As rumorosas denúncias de ligações do clã Bolsonaro com os
envolvidos na morte de Marielle Franco e a defesa do AI-5 pelo filho do
presidente e líder do governo, Eduardo Bolsonaro, chegaram a jogar para segundo
plano o pacotaço de mudanças preparado pela equipe de Paulo Guedes – que inclui
pacto federativo, redução das amarras do Orçamento, extinção de fundos
públicos, reforma administrativa, reforma tributária e mudança de regras para
agilizar as privatizações. Tudo isso e mais um pouco. Na semana passada, só os
mercados pareciam ignorar a instabilidade política e continuavam a exibir
recordes atrás de recordes.
Passado o impacto do novo terremoto político, pelo menos
momentaneamente, o clima no Planalto é na linha do “agora vai”. Ou seja, a
programação é detalhar nesta semana todas as propostas do pacotaço, muitas
delas cruciais para que o governo consiga honrar seus compromissos na área
fiscal e, com isso, aliviar a pressão sobre a economia real. Apesar das
inúmeras pistas dos últimos dias, ainda há dúvidas sobre todas as medidas que
virão no pacotaço e mesmo sobre o ritmo de encaminhamento no Congresso.

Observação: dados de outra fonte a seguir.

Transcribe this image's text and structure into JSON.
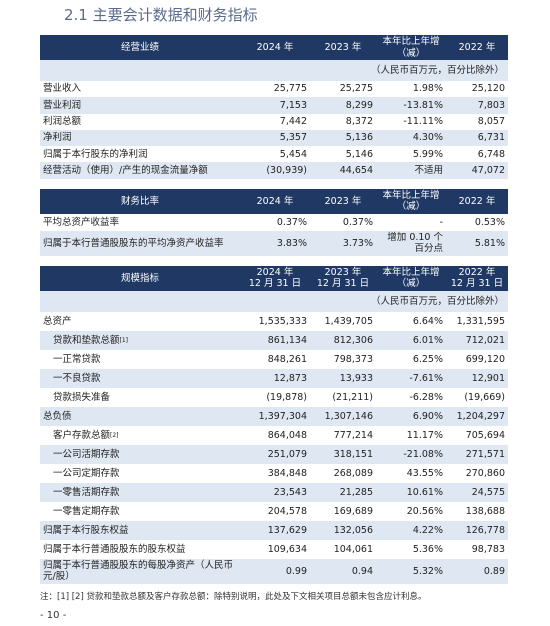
{
  "title": "2.1 主要会计数据和财务指标",
  "sections": [
    {
      "header": [
        "经营业绩",
        "2024 年",
        "2023 年",
        "本年比上年增\n（减）",
        "2022 年"
      ],
      "unit": "（人民币百万元，百分比除外）",
      "rows": [
        {
          "label": "营业收入",
          "values": [
            "25,775",
            "25,275",
            "1.98%",
            "25,120"
          ]
        },
        {
          "label": "营业利润",
          "values": [
            "7,153",
            "8,299",
            "-13.81%",
            "7,803"
          ]
        },
        {
          "label": "利润总额",
          "values": [
            "7,442",
            "8,372",
            "-11.11%",
            "8,057"
          ]
        },
        {
          "label": "净利润",
          "values": [
            "5,357",
            "5,136",
            "4.30%",
            "6,731"
          ]
        },
        {
          "label": "归属于本行股东的净利润",
          "values": [
            "5,454",
            "5,146",
            "5.99%",
            "6,748"
          ]
        },
        {
          "label": "经营活动（使用）/产生的现金流量净额",
          "values": [
            "(30,939)",
            "44,654",
            "不适用",
            "47,072"
          ]
        }
      ]
    },
    {
      "header": [
        "财务比率",
        "2024 年",
        "2023 年",
        "本年比上年增\n（减）",
        "2022 年"
      ],
      "rows": [
        {
          "label": "平均总资产收益率",
          "values": [
            "0.37%",
            "0.37%",
            "-",
            "0.53%"
          ]
        },
        {
          "label": "归属于本行普通股股东的平均净资产收益率",
          "values": [
            "3.83%",
            "3.73%",
            "增加 0.10 个\n百分点",
            "5.81%"
          ]
        }
      ]
    },
    {
      "header": [
        "规模指标",
        "2024 年\n12 月 31 日",
        "2023 年\n12 月 31 日",
        "本年比上年增\n（减）",
        "2022 年\n12 月 31 日"
      ],
      "unit": "（人民币百万元，百分比除外）",
      "rows": [
        {
          "label": "总资产",
          "values": [
            "1,535,333",
            "1,439,705",
            "6.64%",
            "1,331,595"
          ]
        },
        {
          "label": "贷款和垫款总额",
          "note_ref": "[1]",
          "values": [
            "861,134",
            "812,306",
            "6.01%",
            "712,021"
          ]
        },
        {
          "label": "一正常贷款",
          "values": [
            "848,261",
            "798,373",
            "6.25%",
            "699,120"
          ]
        },
        {
          "label": "一不良贷款",
          "values": [
            "12,873",
            "13,933",
            "-7.61%",
            "12,901"
          ]
        },
        {
          "label": "贷款损失准备",
          "values": [
            "(19,878)",
            "(21,211)",
            "-6.28%",
            "(19,669)"
          ]
        },
        {
          "label": "总负债",
          "values": [
            "1,397,304",
            "1,307,146",
            "6.90%",
            "1,204,297"
          ]
        },
        {
          "label": "客户存款总额",
          "note_ref": "[2]",
          "values": [
            "864,048",
            "777,214",
            "11.17%",
            "705,694"
          ]
        },
        {
          "label": "一公司活期存款",
          "values": [
            "251,079",
            "318,151",
            "-21.08%",
            "271,571"
          ]
        },
        {
          "label": "一公司定期存款",
          "values": [
            "384,848",
            "268,089",
            "43.55%",
            "270,860"
          ]
        },
        {
          "label": "一零售活期存款",
          "values": [
            "23,543",
            "21,285",
            "10.61%",
            "24,575"
          ]
        },
        {
          "label": "一零售定期存款",
          "values": [
            "204,578",
            "169,689",
            "20.56%",
            "138,688"
          ]
        },
        {
          "label": "归属于本行股东权益",
          "values": [
            "137,629",
            "132,056",
            "4.22%",
            "126,778"
          ]
        },
        {
          "label": "归属于本行普通股股东的股东权益",
          "values": [
            "109,634",
            "104,061",
            "5.36%",
            "98,783"
          ]
        },
        {
          "label": "归属于本行普通股股东的每股净资产（人民币元/股）",
          "values": [
            "0.99",
            "0.94",
            "5.32%",
            "0.89"
          ]
        }
      ]
    }
  ],
  "note": "注：[1] [2] 贷款和垫款总额及客户存款总额：除特别说明，此处及下文相关项目总额未包含应计利息。",
  "page_number": "- 10 -"
}
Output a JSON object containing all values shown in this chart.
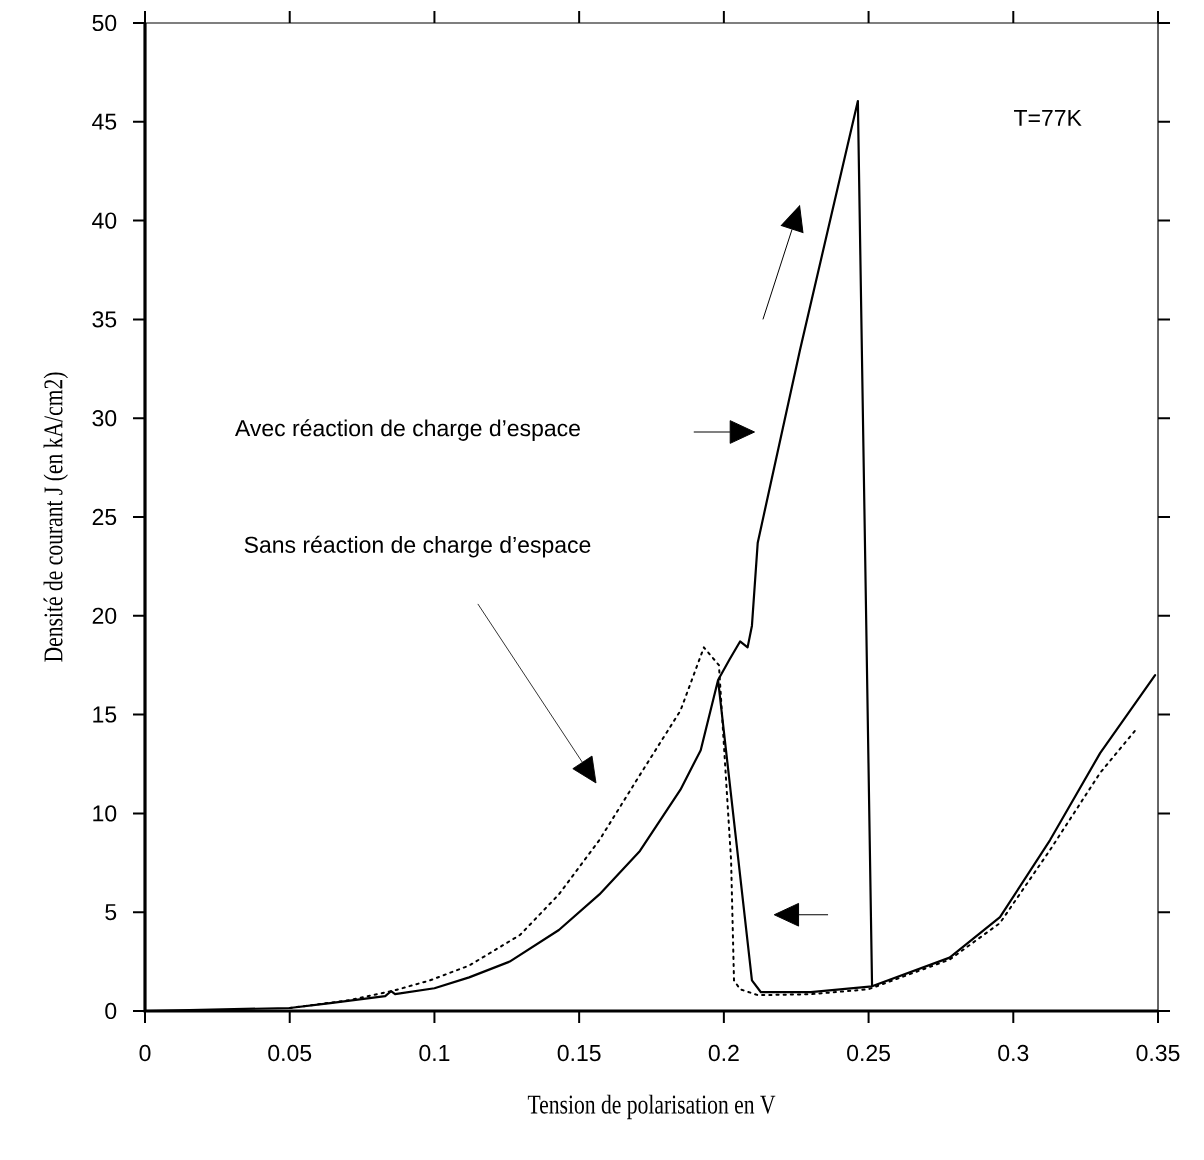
{
  "chart_data": {
    "type": "line",
    "xlabel": "Tension de polarisation en V",
    "ylabel": "Densité de courant J (en kA/cm2)",
    "annotations": [
      "T=77K",
      "Avec réaction de charge d’espace",
      "Sans réaction de charge d’espace"
    ],
    "xlim": [
      0,
      0.35
    ],
    "ylim": [
      0,
      50
    ],
    "xticks": [
      0,
      0.05,
      0.1,
      0.15,
      0.2,
      0.25,
      0.3,
      0.35
    ],
    "yticks": [
      0,
      5,
      10,
      15,
      20,
      25,
      30,
      35,
      40,
      45,
      50
    ],
    "grid": false,
    "marker": "none",
    "series": [
      {
        "color": "#000000",
        "line_style": "solid",
        "x": [
          0,
          0.05,
          0.064,
          0.083,
          0.085,
          0.0864,
          0.1,
          0.112,
          0.126,
          0.143,
          0.157,
          0.171,
          0.185,
          0.192,
          0.198,
          0.202,
          0.2056,
          0.2082,
          0.2097,
          0.2117,
          0.2263,
          0.2463,
          0.2512,
          0.278,
          0.2954,
          0.3127,
          0.33,
          0.349,
          null,
          0.2512,
          0.23,
          0.2128,
          0.2097,
          0.198
        ],
        "values": [
          0,
          0.15,
          0.4,
          0.75,
          1.0,
          0.85,
          1.15,
          1.7,
          2.5,
          4.1,
          5.9,
          8.1,
          11.2,
          13.2,
          16.75,
          17.8,
          18.7,
          18.4,
          19.5,
          23.7,
          33.45,
          46.05,
          1.25,
          2.7,
          4.75,
          8.65,
          13.05,
          17.0,
          null,
          1.25,
          0.95,
          0.95,
          1.55,
          16.75
        ]
      },
      {
        "color": "#000000",
        "line_style": "dotted",
        "x": [
          0.05,
          0.0708,
          0.0864,
          0.0985,
          0.112,
          0.1296,
          0.143,
          0.157,
          0.171,
          0.185,
          0.1931,
          0.1983,
          0.2025,
          0.2035,
          0.2056,
          0.2118,
          0.23,
          0.25,
          0.278,
          0.2954,
          0.3127,
          0.33,
          0.343
        ],
        "values": [
          0.15,
          0.55,
          1.05,
          1.55,
          2.3,
          3.85,
          5.9,
          8.65,
          11.95,
          15.2,
          18.4,
          17.5,
          7.6,
          1.55,
          1.1,
          0.8,
          0.85,
          1.1,
          2.6,
          4.45,
          8.15,
          12.05,
          14.35
        ]
      }
    ]
  }
}
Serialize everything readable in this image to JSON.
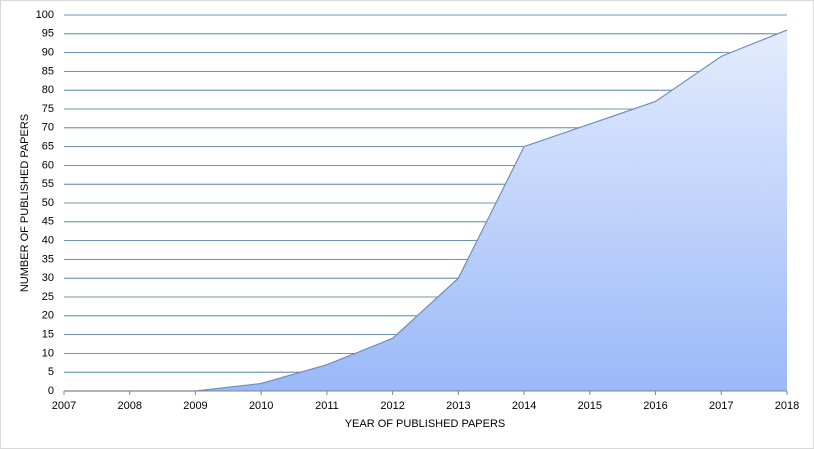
{
  "chart_data": {
    "type": "area",
    "x_label": "YEAR OF PUBLISHED PAPERS",
    "y_label": "NUMBER OF PUBLISHED PAPERS",
    "x": [
      2007,
      2008,
      2009,
      2010,
      2011,
      2012,
      2013,
      2014,
      2015,
      2016,
      2017,
      2018
    ],
    "values": [
      0,
      0,
      0,
      2,
      7,
      14,
      30,
      65,
      71,
      77,
      89,
      96
    ],
    "color": "#6f8fb8",
    "fill_gradient": [
      "#e4ecfd",
      "#9bb9f8"
    ],
    "grid_color": "#3f7295",
    "xlim": [
      2007,
      2018
    ],
    "xticks": [
      2007,
      2008,
      2009,
      2010,
      2011,
      2012,
      2013,
      2014,
      2015,
      2016,
      2017,
      2018
    ],
    "ylim": [
      0,
      100
    ],
    "yticks": [
      0,
      5,
      10,
      15,
      20,
      25,
      30,
      35,
      40,
      45,
      50,
      55,
      60,
      65,
      70,
      75,
      80,
      85,
      90,
      95,
      100
    ],
    "grid": true
  }
}
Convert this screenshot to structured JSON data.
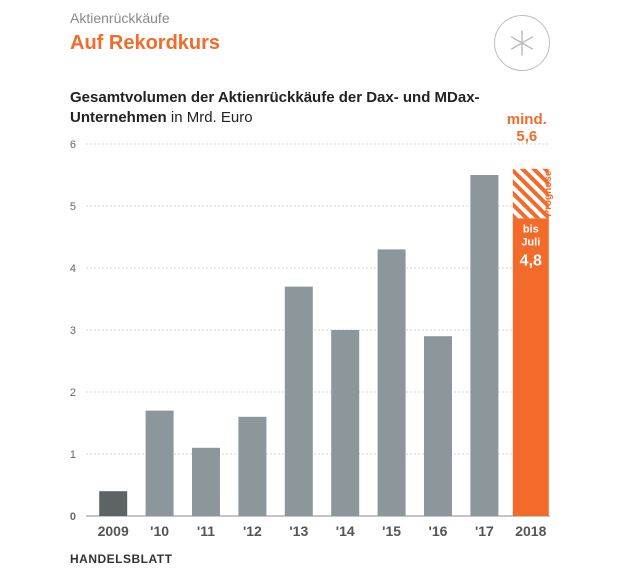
{
  "header": {
    "kicker": "Aktienrückkäufe",
    "headline": "Auf Rekordkurs",
    "badge_icon": "asterisk-icon"
  },
  "subtitle": {
    "bold": "Gesamtvolumen der Aktienrückkäufe der Dax- und MDax-Unternehmen",
    "unit": " in Mrd. Euro"
  },
  "source": "HANDELSBLATT",
  "colors": {
    "bar": "#8c979b",
    "first_bar": "#5e6366",
    "highlight": "#f26b2a",
    "grid": "#d6d6d6"
  },
  "chart_data": {
    "type": "bar",
    "title": "Gesamtvolumen der Aktienrückkäufe der Dax- und MDax-Unternehmen in Mrd. Euro",
    "categories": [
      "2009",
      "'10",
      "'11",
      "'12",
      "'13",
      "'14",
      "'15",
      "'16",
      "'17",
      "2018"
    ],
    "values": [
      0.4,
      1.7,
      1.1,
      1.6,
      3.7,
      3.0,
      4.3,
      2.9,
      5.5,
      4.8
    ],
    "forecast": {
      "category": "2018",
      "total": 5.6,
      "label": "Prognose",
      "total_label": [
        "mind.",
        "5,6"
      ]
    },
    "actual_2018_label": [
      "bis",
      "Juli",
      "4,8"
    ],
    "ylim": [
      0,
      6
    ],
    "yticks": [
      0,
      1,
      2,
      3,
      4,
      5,
      6
    ],
    "grid": true
  }
}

Já se sabe, de toda forma, que um dos pontos centrais da
reforma administrativa será o fim da estabilidade automática para os novos
servidores públicos. Sabe-se também que serão propostas a desvinculação de
gastos no Orçamento e a definição de gatilhos para barrar efetivamente as
despesas em caso de descumprimento das metas fiscais. E ainda que a reforma
tributária vai demorar mais, embora tenha a preferência de empresários e
líderes parlamentares, como o próprio presidente da Câmara, Rodrigo Maia
(DEM-RJ).
A proposta tributária de Guedes será limitada, inicialmente,
à fusão de PIS, Cofins e IPI. A desoneração ampla da folha de pagamento das
empresas foi comprometida pela derrubada da nova CPMF.
Se há uma coisa que não se pode dizer de Guedes é que ele se
conforma com pouco. A reforma da Previdência é uma prova da ambição do ministro,
que fincou o pé nos ganhos fiscais de R$ 1 trilhão em 10 anos e conseguiu
segurar o resultado na marca dos R$ 800 bilhões. O regime de capitalização,
contudo, que ele fez questão de incluir no texto, foi rejeitado logo no início
da tramitação no Congresso, poupando negociações mais penosas à frente. Tudo
indica que agora essa ambição será testada novamente, com as propostas que
serão encaminhadas simultaneamente à Câmara e ao Senado. Isso porque elas vão
além da reestruturação das finanças públicas, que volta e meia ameaçam entrar
em colapso. Miram, na verdade, uma reforma do Estado brasileiro, como o próprio
ministro define.
Pela complexidade das medidas antecipadas e, principalmente,
pela amplitude dos interesses envolvidos, pode-se imaginar que a passagem pelo
Congresso não será rápida nem tranquila. Especialmente porque ocorrerá em plena
campanha eleitoral para prefeitos.
Não é compreensível, portanto, que a turma do Planalto
continue a estressar suas relações com o mundo político em geral e com a própria
base parlamentar. Para garantir a aprovação dos seus projetos no Congresso –
ou, em outras palavras, para governar – não basta Bolsonaro agradar àquele
eleitorado fiel, que tem demonstrado afinidade cega às suas declarações e
ações. Céu de brigadeiro certamente Guedes não terá à sua frente, mas que pelo
menos o presidente não atraia mais nuvens no horizonte.